Analysis of chromosomal aberrations in early pregnancy loss using high-throughput ligation-dependent probe amplification and single tandem repeats.

Introduction: Embryonic chromosomal abnormalities are the major cause of miscarriage. As a relatively novel genetic screening technology, high-throughput ligation-dependent probe amplification combined with short tandem repeat analysis (HLPA + STR) demonstrates significant clinical advantages, including shorter turnaround time, user-friendly technical workflows, and superior cost-effectiveness. The purpose of this study is to evaluate the frequency and characteristics of fetal chromosomal abnormalities using HLPA + STR in early pregnancy loss (EPL).

Methods: A retrospective analysis was conducted on women who experienced EPL and underwent HLPA + STR. Group differences were compared using χ2 or Fisher's exact test, and multivariate logistic regression analysis was performed to examine the correlation between the fetal cytogenetic results and maternal age, gestational age, and history of miscarriage.

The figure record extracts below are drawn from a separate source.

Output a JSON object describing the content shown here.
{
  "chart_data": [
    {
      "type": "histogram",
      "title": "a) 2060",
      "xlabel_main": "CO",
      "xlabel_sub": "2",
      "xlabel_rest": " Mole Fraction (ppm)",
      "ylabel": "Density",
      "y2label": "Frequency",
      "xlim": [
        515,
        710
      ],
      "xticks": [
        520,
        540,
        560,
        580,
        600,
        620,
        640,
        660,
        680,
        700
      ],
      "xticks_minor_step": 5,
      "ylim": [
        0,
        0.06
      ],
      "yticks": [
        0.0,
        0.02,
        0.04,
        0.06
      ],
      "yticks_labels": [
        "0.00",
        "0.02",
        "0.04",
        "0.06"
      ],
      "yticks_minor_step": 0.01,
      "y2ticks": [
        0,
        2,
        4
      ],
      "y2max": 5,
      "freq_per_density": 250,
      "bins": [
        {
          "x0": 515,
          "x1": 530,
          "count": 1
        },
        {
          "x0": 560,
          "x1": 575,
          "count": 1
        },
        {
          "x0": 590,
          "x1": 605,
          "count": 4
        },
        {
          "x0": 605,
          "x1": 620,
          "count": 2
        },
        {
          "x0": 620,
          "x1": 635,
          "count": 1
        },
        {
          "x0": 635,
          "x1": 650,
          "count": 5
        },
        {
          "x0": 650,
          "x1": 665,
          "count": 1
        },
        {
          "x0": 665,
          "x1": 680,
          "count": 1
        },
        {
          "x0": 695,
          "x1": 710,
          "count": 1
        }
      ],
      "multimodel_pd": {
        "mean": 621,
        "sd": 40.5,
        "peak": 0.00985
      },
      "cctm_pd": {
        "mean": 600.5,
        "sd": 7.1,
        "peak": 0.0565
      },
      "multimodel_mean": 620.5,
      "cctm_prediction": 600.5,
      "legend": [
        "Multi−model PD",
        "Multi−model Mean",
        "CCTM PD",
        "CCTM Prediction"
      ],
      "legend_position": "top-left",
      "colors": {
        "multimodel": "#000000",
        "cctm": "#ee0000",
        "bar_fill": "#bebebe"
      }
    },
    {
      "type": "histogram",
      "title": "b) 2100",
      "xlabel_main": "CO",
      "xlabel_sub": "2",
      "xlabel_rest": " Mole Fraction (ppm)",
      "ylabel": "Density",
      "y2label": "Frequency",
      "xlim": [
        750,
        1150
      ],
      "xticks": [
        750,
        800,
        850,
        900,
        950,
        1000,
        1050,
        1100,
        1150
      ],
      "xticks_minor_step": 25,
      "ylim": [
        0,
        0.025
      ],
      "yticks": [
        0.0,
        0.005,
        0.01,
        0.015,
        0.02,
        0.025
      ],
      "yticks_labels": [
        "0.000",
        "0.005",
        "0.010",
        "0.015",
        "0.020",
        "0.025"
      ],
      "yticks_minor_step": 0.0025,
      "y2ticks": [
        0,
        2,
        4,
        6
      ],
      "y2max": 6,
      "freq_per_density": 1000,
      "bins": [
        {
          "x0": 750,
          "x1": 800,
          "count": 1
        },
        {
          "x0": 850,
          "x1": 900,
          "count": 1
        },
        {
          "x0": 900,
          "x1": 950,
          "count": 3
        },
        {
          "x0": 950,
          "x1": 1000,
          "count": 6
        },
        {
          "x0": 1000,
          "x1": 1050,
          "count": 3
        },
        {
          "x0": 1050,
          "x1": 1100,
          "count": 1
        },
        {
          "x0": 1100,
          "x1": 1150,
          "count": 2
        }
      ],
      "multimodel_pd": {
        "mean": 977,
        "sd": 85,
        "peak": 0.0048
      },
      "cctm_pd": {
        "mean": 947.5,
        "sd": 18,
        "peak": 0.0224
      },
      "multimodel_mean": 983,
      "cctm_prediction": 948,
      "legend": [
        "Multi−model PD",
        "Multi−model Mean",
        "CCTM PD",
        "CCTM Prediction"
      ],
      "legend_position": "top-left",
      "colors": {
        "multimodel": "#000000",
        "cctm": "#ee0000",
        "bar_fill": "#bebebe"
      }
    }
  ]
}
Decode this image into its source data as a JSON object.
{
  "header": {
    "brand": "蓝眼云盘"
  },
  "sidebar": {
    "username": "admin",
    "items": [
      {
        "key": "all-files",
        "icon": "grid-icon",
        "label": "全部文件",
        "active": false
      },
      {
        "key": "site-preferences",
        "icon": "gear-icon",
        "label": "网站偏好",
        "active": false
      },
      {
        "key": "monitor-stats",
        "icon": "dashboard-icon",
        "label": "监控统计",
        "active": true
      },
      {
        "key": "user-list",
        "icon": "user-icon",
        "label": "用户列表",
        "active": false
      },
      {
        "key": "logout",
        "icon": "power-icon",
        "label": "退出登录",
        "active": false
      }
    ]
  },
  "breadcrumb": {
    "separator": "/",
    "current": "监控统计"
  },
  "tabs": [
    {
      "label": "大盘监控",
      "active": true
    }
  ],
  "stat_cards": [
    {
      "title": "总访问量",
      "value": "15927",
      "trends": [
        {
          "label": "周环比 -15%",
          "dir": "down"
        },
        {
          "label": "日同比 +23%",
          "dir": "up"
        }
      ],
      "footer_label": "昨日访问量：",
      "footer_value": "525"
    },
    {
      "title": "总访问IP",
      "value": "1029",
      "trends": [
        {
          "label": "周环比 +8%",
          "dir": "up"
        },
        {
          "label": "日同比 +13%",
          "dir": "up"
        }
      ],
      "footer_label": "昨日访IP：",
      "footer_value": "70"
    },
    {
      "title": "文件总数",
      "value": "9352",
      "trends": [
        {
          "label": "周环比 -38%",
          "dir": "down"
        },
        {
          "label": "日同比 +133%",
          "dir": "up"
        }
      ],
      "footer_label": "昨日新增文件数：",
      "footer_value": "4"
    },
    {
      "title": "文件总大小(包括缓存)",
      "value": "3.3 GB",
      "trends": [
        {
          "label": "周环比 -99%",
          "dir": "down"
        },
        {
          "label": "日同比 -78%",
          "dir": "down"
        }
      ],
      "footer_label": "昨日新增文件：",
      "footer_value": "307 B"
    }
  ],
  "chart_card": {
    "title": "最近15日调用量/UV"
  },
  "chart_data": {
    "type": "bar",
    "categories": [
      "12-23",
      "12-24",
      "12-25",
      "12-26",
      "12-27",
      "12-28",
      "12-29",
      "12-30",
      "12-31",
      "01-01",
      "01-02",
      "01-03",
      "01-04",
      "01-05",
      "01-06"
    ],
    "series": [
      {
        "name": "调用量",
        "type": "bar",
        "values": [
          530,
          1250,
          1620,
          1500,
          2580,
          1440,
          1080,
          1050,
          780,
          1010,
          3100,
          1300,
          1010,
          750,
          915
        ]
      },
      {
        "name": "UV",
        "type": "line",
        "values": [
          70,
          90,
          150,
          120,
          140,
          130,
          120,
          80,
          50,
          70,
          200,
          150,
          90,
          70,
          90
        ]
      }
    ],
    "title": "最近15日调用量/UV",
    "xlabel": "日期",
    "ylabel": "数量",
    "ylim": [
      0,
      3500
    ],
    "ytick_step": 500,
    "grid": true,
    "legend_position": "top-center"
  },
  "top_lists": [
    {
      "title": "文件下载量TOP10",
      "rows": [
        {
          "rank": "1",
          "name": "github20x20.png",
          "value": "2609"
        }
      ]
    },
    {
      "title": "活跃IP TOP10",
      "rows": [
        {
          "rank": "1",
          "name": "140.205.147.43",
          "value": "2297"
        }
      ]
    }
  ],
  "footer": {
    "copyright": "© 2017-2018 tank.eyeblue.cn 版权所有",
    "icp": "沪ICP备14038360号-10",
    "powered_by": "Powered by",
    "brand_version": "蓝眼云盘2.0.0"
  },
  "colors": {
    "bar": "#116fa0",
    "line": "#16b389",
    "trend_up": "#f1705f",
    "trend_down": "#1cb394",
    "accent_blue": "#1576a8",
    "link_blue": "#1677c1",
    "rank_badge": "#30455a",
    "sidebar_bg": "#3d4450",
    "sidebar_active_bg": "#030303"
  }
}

Results: In total, 820 (61.75%) cases were detected to be chromosomal abnormalities, including 748 (91.22%) had numerical abnormalities, 59 (7.19%) had structural abnormalities, and 13 (1.59%) had chromosome mosaicism. The most frequent chromosomal abnormality was autosomal trisomy, of which trisomy (T) 16 was the most common, followed by sex chromosome monosomy and triploid. The incidence of fetal chromosomal abnormalities was significantly higher advanced maternal age (AMA) than in non-advanced maternal age (non-AMA) (p < 0.001). The AMA had a 1.93 times higher risk of fetal chromosomal abnormalities compared to the non-AMA (odds ratio [OR], 1.93; 95% confidence interval [95% CI], 1.39-2.68; p < 0.001). The risk of fetal chromosomal abnormalities in fetuses with a gestational age > 8 weeks was found to be 1.34 times higher compared to those with a gestational age ≤ 8 weeks (OR, 1.34; 95% CI, 1.07-1.69; p = 0.012). No statistically significant variation in fetal chromosomal abnormalities was observed in the history of miscarriage (p > 0.05).

Conclusion: In conclusion, our results show that HLPA + STR is an effective strategy for cytogenetic analysis of EPL. In addition, Multivariate analysis identified advanced maternal age and gestational age are independent risk factors for fetal cytogenetic results in EPL, but not related to the history of miscarriage. Therefore, we recommend HLPA + STR as the first-tier screening tool for genetic evaluation in EPL. However, the results of complex abnormalities need to be combined with other techniques.